Na prática, o que se viu nos últimos anos foi uma inversão de tendência, com os trabalhadores perdendo poder de compra de seus salários. Os reajustes abaixo da inflação, que antes eram exceções, tornaram-se comuns nas empresas.
“A ausência de crescimento econômico e de um projeto de desenvolvimento tem levado ao crescimento do desemprego e à precarização do mercado de trabalho. Mais recentemente, de 2021 para cá, houve crescimento da inflação, o que torna a reposição salarial ainda mais difícil”, explica o economista Antonio Corrêa de Lacerda.
EMPRESAS
Além dos dados já consolidados, a expectativa ruim em relação ao futuro também afeta negativamente as negociações salariais. Conforme o economista Renan Gomes de Pieri, professor da FGV/Eaesp (Escola de Administração de Empresas de São Paulo, da Fundação Getulio Vargas), as empresas ainda estão inseguras.
“As empresas estão mais pessimistas em relação ao crescimento econômico neste ano e no ano que vem. Se a percepção é ruim, é natural que elas procurem segurar os salários dos trabalhadores. Além de não haver segurança sobre o que vem pela frente, as empresas têm passivos grandes. Muitas tiveram que se endividar na pandemia para manter operações”, diz Renan Pieri.
Outro fator que pesa nas negociações salariais é o avanço mais recente da inflação. O INPC acumulado em 12 meses, conforme o IBGE (Instituto Brasileiro de Geografia e Estatística), tem superado os 10%.
Variação do INPC em 12 meses:
Agosto de 2021: +10,42%
Setembro de 2021: +10,78%
Outubro de 2021: +11,08%
Novembro de 2021: +10,96%
Dezembro de 2021: +10,16%
Janeiro de 2022: +10,60%
Fevereiro de 2022: +10,80%
"Quanto maior for a taxa de inflação, maior a distorção que ela causa na economia.
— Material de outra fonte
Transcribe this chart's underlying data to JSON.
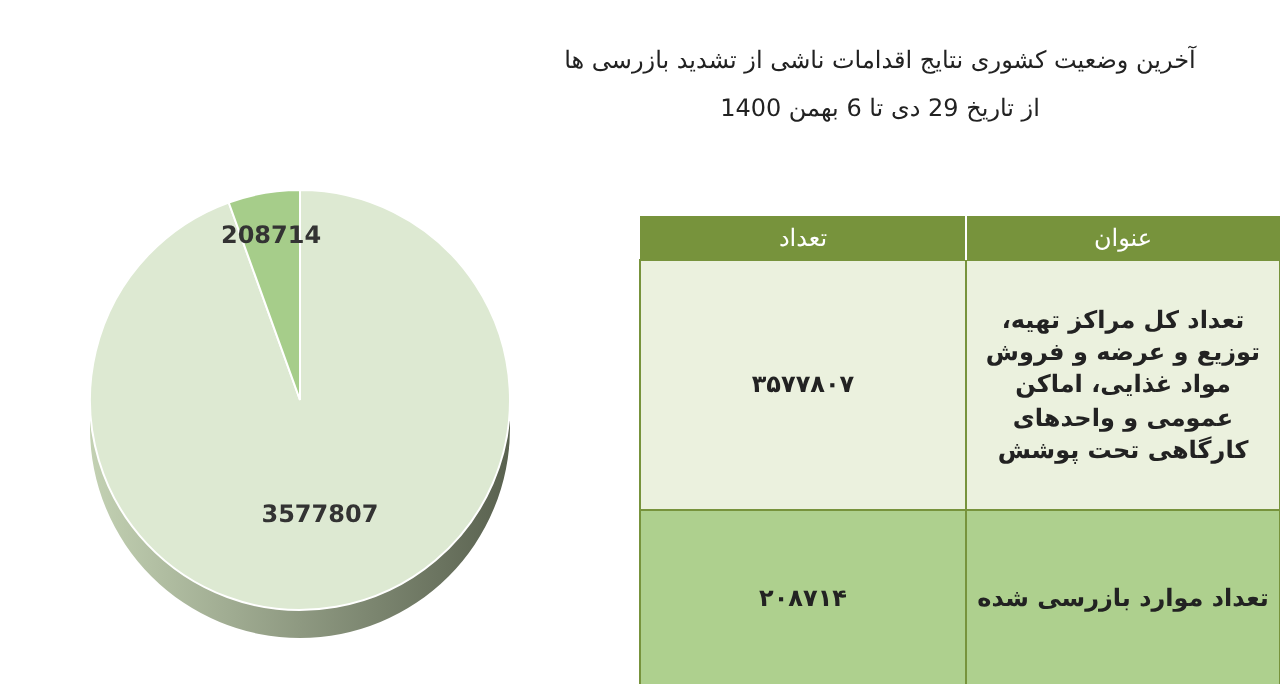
{
  "chart_data": [
    {
      "type": "pie",
      "title": "آخرین وضعیت کشوری نتایج اقدامات ناشی از تشدید بازرسی ها",
      "subtitle": "از تاریخ 29 دی تا 6 بهمن 1400",
      "categories": [
        null,
        null
      ],
      "values": [
        3577807,
        208714
      ],
      "colors": [
        "#dde9d2",
        "#a6cd8a"
      ],
      "data_labels": true
    },
    {
      "type": "other",
      "annotations": [
        "عنوان",
        "تعداد",
        "تعداد کل مراکز تهیه، توزیع و عرضه و فروش مواد غذایی، اماکن عمومی و واحدهای کارگاهی تحت پوشش",
        "۳۵۷۷۸۰۷",
        "تعداد موارد بازرسی شده",
        "۲۰۸۷۱۴"
      ]
    }
  ]
}
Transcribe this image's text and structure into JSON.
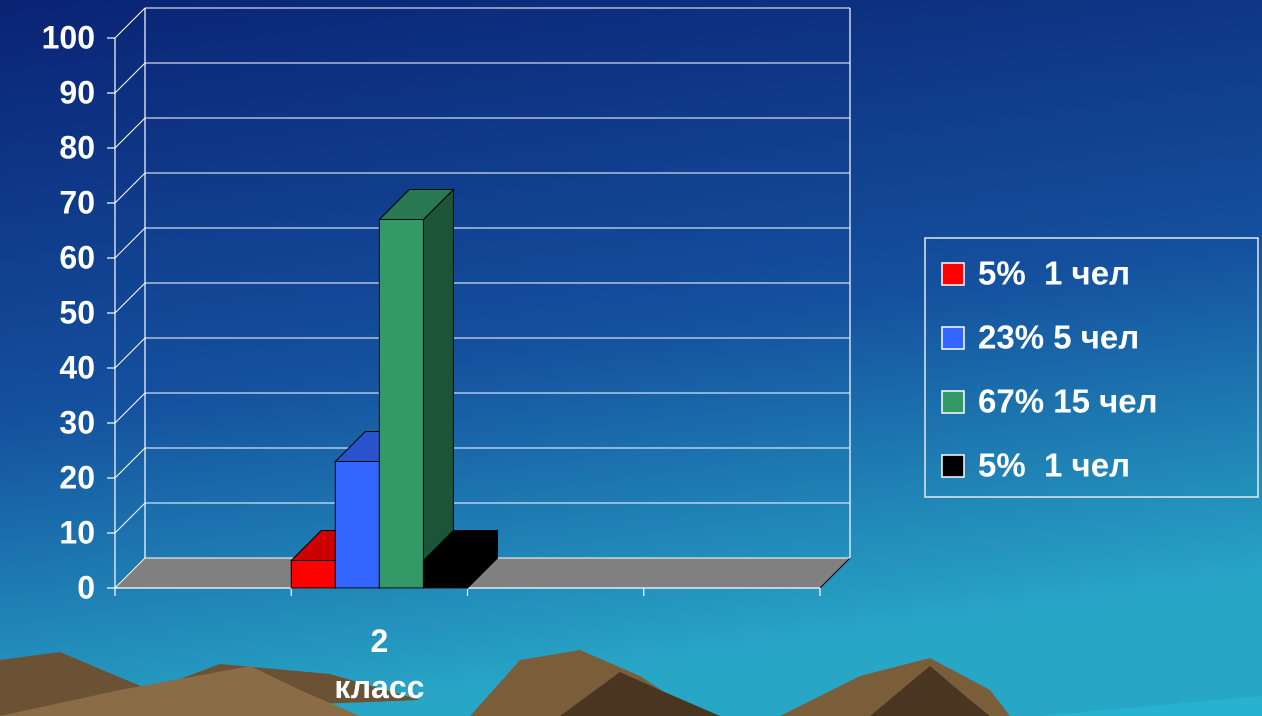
{
  "chart_data": {
    "type": "bar",
    "categories": [
      null,
      "2 класс",
      null,
      null
    ],
    "series": [
      {
        "name": "5%  1 чел",
        "color": "#ff0000",
        "values": [
          null,
          5,
          null,
          null
        ]
      },
      {
        "name": "23% 5 чел",
        "color": "#3366ff",
        "values": [
          null,
          23,
          null,
          null
        ]
      },
      {
        "name": "67% 15 чел",
        "color": "#339966",
        "values": [
          null,
          67,
          null,
          null
        ]
      },
      {
        "name": "5%  1 чел",
        "color": "#000000",
        "values": [
          null,
          5,
          null,
          null
        ]
      }
    ],
    "ylim": [
      0,
      100
    ],
    "yticks": [
      0,
      10,
      20,
      30,
      40,
      50,
      60,
      70,
      80,
      90,
      100
    ],
    "grid": true,
    "legend": "right"
  }
}
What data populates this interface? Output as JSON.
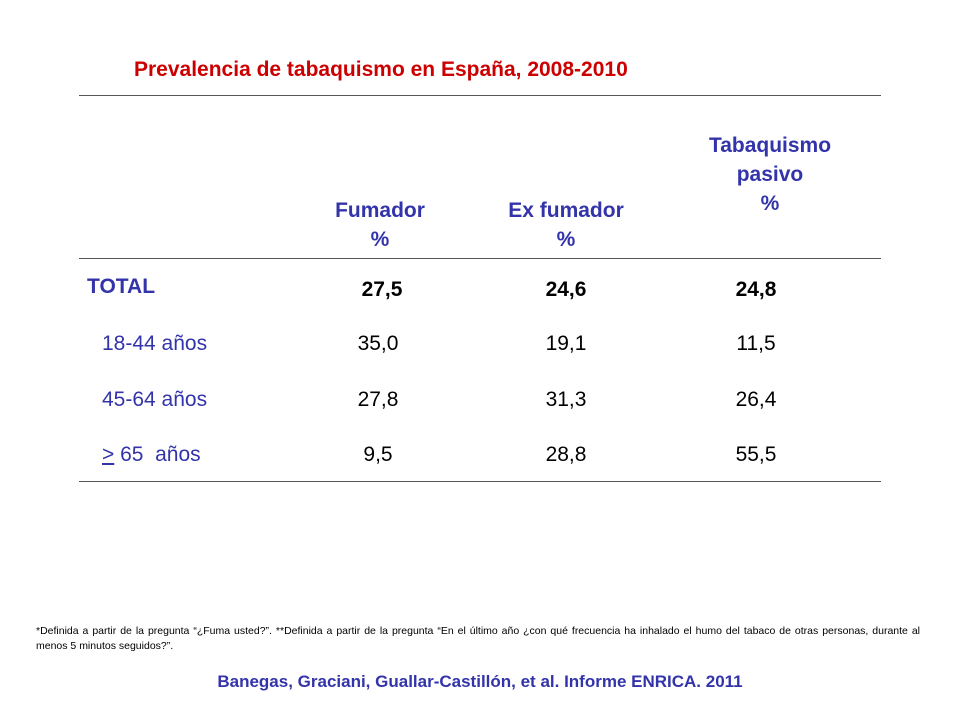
{
  "title": "Prevalencia de tabaquismo en España, 2008-2010",
  "table": {
    "headers": [
      {
        "line1": "Fumador",
        "line2": "%",
        "line3": ""
      },
      {
        "line1": "Ex fumador",
        "line2": "%",
        "line3": ""
      },
      {
        "line1": "Tabaquismo",
        "line2": "pasivo",
        "line3": "%"
      }
    ],
    "rows": [
      {
        "label": "TOTAL",
        "values": [
          "27,5",
          "24,6",
          "24,8"
        ]
      },
      {
        "label": "18-44 años",
        "values": [
          "35,0",
          "19,1",
          "11,5"
        ]
      },
      {
        "label": "45-64 años",
        "values": [
          "27,8",
          "31,3",
          "26,4"
        ]
      },
      {
        "label_symbol": ">",
        "label": " 65  años",
        "values": [
          "9,5",
          "28,8",
          "55,5"
        ]
      }
    ]
  },
  "footnote": "*Definida a partir de la pregunta “¿Fuma usted?”. **Definida a partir de la pregunta “En el último año ¿con qué frecuencia ha inhalado el humo del tabaco de otras personas, durante al menos 5 minutos seguidos?”.",
  "citation": "Banegas, Graciani, Guallar-Castillón, et al. Informe ENRICA. 2011"
}
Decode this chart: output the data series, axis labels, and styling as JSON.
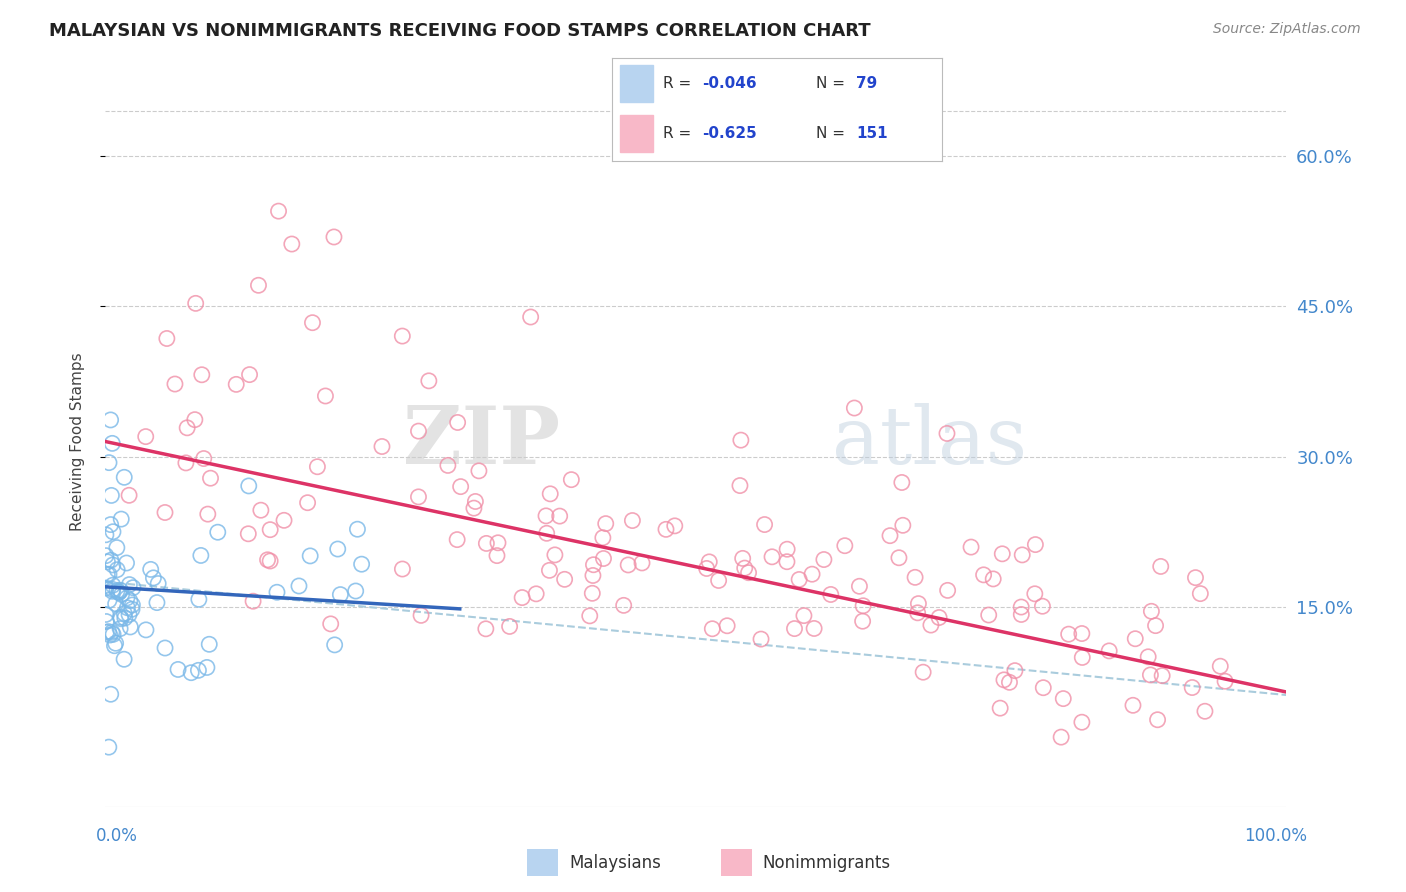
{
  "title": "MALAYSIAN VS NONIMMIGRANTS RECEIVING FOOD STAMPS CORRELATION CHART",
  "source": "Source: ZipAtlas.com",
  "ylabel": "Receiving Food Stamps",
  "y_ticks": [
    0.15,
    0.3,
    0.45,
    0.6
  ],
  "y_tick_labels": [
    "15.0%",
    "30.0%",
    "45.0%",
    "60.0%"
  ],
  "xlim": [
    0.0,
    1.0
  ],
  "ylim": [
    -0.05,
    0.68
  ],
  "malaysian_R": -0.046,
  "malaysian_N": 79,
  "nonimmigrant_R": -0.625,
  "nonimmigrant_N": 151,
  "blue_scatter_color": "#7ab8e8",
  "pink_scatter_color": "#f090a8",
  "blue_line_color": "#3366bb",
  "pink_line_color": "#dd3366",
  "dashed_line_color": "#aaccdd",
  "watermark_zip": "ZIP",
  "watermark_atlas": "atlas",
  "background_color": "#ffffff",
  "grid_color": "#cccccc",
  "legend_r_color": "#2244cc",
  "legend_text_color": "#333333",
  "tick_color": "#4488cc",
  "title_color": "#222222",
  "source_color": "#888888"
}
Embora muitas empresas reajustem seus preços na média dos 10% de inflação, muitas delas não conseguem reajustar ou demoram a fazer isso", afirma Pieri.
DESEMPREGO
Outro fator que tem prejudicado os trabalhadores nas negociações salariais é o desemprego elevado. O economista Antonio Corrêa de Lacerda, professor da PUC-SP (Pontifícia Universidade Católica de São Paulo) e presidente do Conselho Federal de Economia (Cofecon), afirma que esta situação favorece as empresas nas negociações.
Os dados do IBGE indicam que, no quarto trimestre de 2021, o Brasil tinha 12 milhões de desempregados e outros 4,8 milhões de desalentados (pessoas que gostariam de trabalhar, mas que não procuraram emprego por achar que não encontrariam).
"A soma de desocupados, desalentados e subocupados no Brasil chega a 29 milhões de pessoas", diz Lacerda. "Ou seja, a oferta e a procura, base para formação do preço do trabalho, é francamente favorável ao empregador. Isso diminui muito a força de negociação do trabalhador e dos sindicatos."
Para Pieri, da FGV, a situação não vai se alterar no curto prazo. "A recomposição de salários vai levar alguns anos. E isso tem tudo a ver com a baixa expectativa de crescimento do país", afirma.
"Só quando as empresas tiverem que competir por trabalhadores é que teremos reajustes expressivos."